The reason why Nehru is being excoriated by those engaged in rewriting Indian history is probably partly psychological (of which more later) and partly political because he is the head of the dynasty which has ruled the country for several decades — from 1947 to 1964 when Nehru was the PM, from 1966 to 1977 when his daughter, Indira, was the PM, and again from 1980 to 1989 when, first, Indira, and then her son, Rajiv, were prime ministers.
Since the dynasty and the Congress were the primary targets of Modi’s speech, it was obvious that he regarded them as the main stumbling blocks before the BJP’s avowed goal of ushering in a Congress-mukt Bharat.
And what can be a better way to denigrate the dynasty (and, therefore, the party) than to castigate its foremost luminary?
However, it isn’t only now that the saffronites are trying to turn Nehru into an unperson — the celebrated Orwellian word for those whom the Communists sought to airbrush out of history.
The disparagement of Nehru by the Hindutva brigade began when it claimed that Nehru’s grandfather and Motilal’s father Gangadhar was a Muslim named Ghiasuddin Ghazi who changed his name to Ganga Dhar ‘to escape British clutches’ after the 1857 uprising.
The charge about the dynasty’s putative Muslim roots in blogs which circulate in cyberspace inhabited by saffronities is in keeping with the Parivar’s antagonism towards Muslims (and Christian), dating back to the two Hindutva heroes — Vinayak D Savarkar, who called them aliens, and Madhav S Golwalkar who categorised them as internal enemies Nos 1 and 2.
But that is not the only explanation why Nehru is being either ignored or attacked.
There is also a psychological factor.
It is that Nehru is the exact opposite of what the average RSS/BJP type represents by being an erudite, urbane, cosmopolitan patrician and, above all, a believer in India’s multicultural entity.
As he ruefully said at the time of the Partition riots, ‘the history of India has been one of assimilation and synthesis of the various elements that have come in… it is perhaps because we tried to go against the trend of the country’s history that we are faced with this (the communal carnage).’
Tagore, too, spoke of how the Scythians, Huns, Pathans and Mughals have merged into one among the multitudes on the shores of India’s oceans.
According to Salman Rushdie, India’s ‘selfhood is so capacious, so elastic that it manages to accommodate one billion kinds of difference… it works because the individual sees his own nature writ large in the nature of the State.’
To the RSS/BJP, this togetherness is anathema.

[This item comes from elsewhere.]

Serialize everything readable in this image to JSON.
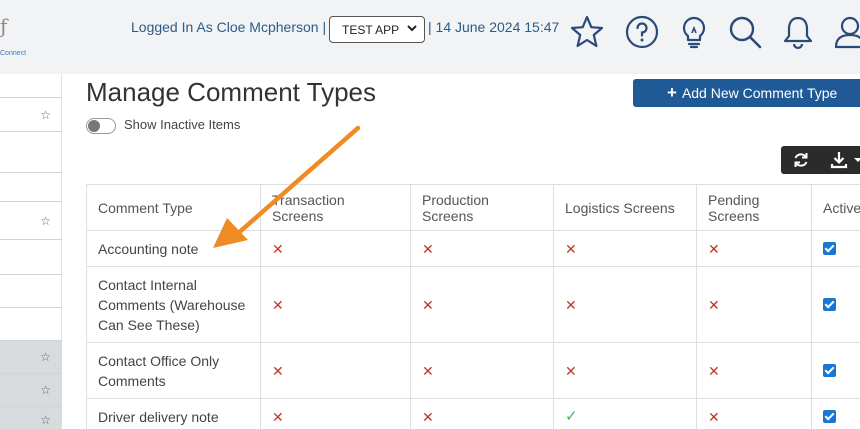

It is a travesty of their concept of Bharat Mata, who is their deity of a land of, by and for Hindus.
Their view of Indian society, therefore, is one of unending conflict between the Hindus and Muslims from medieval times to the present when, as BJP MP Vinay Katiyar, said recently, the Muslims have no right to live in India as they have already carved out of the subcontinent two countries for themselves — Pakistan and Bangladesh.
There is no way, therefore, for the present rulers in Delhi to accept Nehru who was the main proponent of India’s composite culture, which, as he believes, has evolved over the centuries when the Hindus and Muslims lived cheek by jowl in the country along with the followers of other religions — Sikhs, Jains, Christians, Jews, Zoroastrians, et al.
It is perhaps a sense of intellectual inadequacy, of an ingrained inferiority complex born of the years when the BJP languished in the margins of Indian politics and society that, when faced with the soaring ideas about Indian pluralism, the Hindutva camp turns its face so resolutely against Nehru, ignoring the description of one of their own stalwarts, Atal Bihari Vajpayee, of the present ‘unperson’ as Bharat Mata’s ‘favourite prince’.
Amulya Ganguli is a writer on current affairs.